The SFO and the Kazakh mining group said in London’s high court on Tuesday that the case, which was due to go to trial this week, had been settled for an undisclosed amount.

The settlement is between ENRC, the SFO and two other defendants – former SFO prosecutor John Gibson, now a partner at the law firm Cohen & Gresser, and Tony Puddick, who is still a senior SFO investigator.

An SFO spokesperson said: “Throughout this case we robustly defended the claims. A confidential settlement has now been agreed.”

A spokesperson for ENRC said: “ENRC is pleased to report that a confidential settlement has been reached on the terms set out in the consent order.”

The dispute was about whether the prosecutor leaked information to the media during the corruption investigation into ENRC, which the SFO has denied.

ENRC, which floated on the London Stock Exchange in 2007, was founded in Kazakhstan in 1994 by three central Asian oligarchs known as the “Trio”: Alexander Machkevitch, Patokh Chodiev and Alijan Ibragimov. Ibragimov died in 2021.

The parties did not disclose if any money will change hands. Even if the SFO has paid nothing – or indeed received a payout from ENRC – under the settlement, it still faces a big bill from the decade-long saga.

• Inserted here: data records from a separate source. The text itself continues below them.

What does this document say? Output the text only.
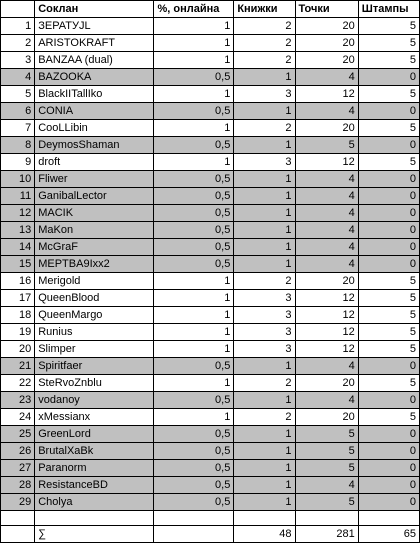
	Соклан	%, онлайна	Книжки	Точки	Штампы
1	ЗЕРАТУJL	1	2	20	5
2	ARISTOKRAFT	1	2	20	5
3	BANZAA (dual)	1	2	20	5
4	BAZOOKA	0,5	1	4	0
5	BlackIITallIko	1	3	12	5
6	CONIA	0,5	1	4	0
7	CooLLibin	1	2	20	5
8	DeymosShaman	0,5	1	5	0
9	droft	1	3	12	5
10	Fliwer	0,5	1	4	0
11	GanibalLector	0,5	1	4	0
12	MACIK	0,5	1	4	0
13	MaKon	0,5	1	4	0
14	McGraF	0,5	1	4	0
15	MEPTBA9Ixx2	0,5	1	4	0
16	Merigold	1	2	20	5
17	QueenBlood	1	3	12	5
18	QueenMargo	1	3	12	5
19	Runius	1	3	12	5
20	Slimper	1	3	12	5
21	Spiritfaer	0,5	1	4	0
22	SteRvoZnblu	1	2	20	5
23	vodanoy	0,5	1	4	0
24	xMessianx	1	2	20	5
25	GreenLord	0,5	1	5	0
26	BrutalXaBk	0,5	1	5	0
27	Paranorm	0,5	1	5	0
28	ResistanceBD	0,5	1	4	0
29	Cholya	0,5	1	5	0

	∑		48	281	65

This stems from a previous high court ruling that the SFO breached its duties by accepting information that ENRC’s own lawyer, Neil Gerrard, handed over without his client’s permission. A trial, expected in late 2025 or early 2026, will decide how much UK taxpayers’ money should be paid to the oligarchs’ company in damages.

The SFO has set aside £238m to cover the damages – nearly three times its annual budget. ENRC is seeking £250m from the agency, Gerrard and the Kazakh firm’s former law firm Dechert.

While the legal claimant that has brought multiple UK proceedings against the SFO and others is the London-registered ENRC, this company belongs to the oligarchs’ multinational group, headquartered in Luxembourg.

This multinational, Eurasian Resources Group, has borrowed billions from Russian state-owned banks Sberbank and VTB, which the UK sanctioned after Vladimir Putin launched his full-scale invasion of Ukraine in 2022.

ENRC’s most recent accounts, published in September, said Eurasian Resources Group has “successfully completed restructuring of its credit facility agreements” with Sberbank and VTB “and expects to perform its payment obligations under existing financing arrangements in compliance with all applicable laws and regulations”. ENRC’s representative has said it has no direct debts to these banks.

With mines from Kazakhstan to Congo, ENRC was once one of the most valuable companies on the London Stock Exchange, worth £20bn at its peak.

In 2007, when it floated, captains of British business, two of them with knighthoods, were appointed to ENRC’s board. Soon, though, the oligarch founders were fighting the company’s directors for control of this vast mining empire. The scandal deepened when allegations emerged that the prized mines ENRC had taken over in Africa were won with bribes, but no charges were ever brought.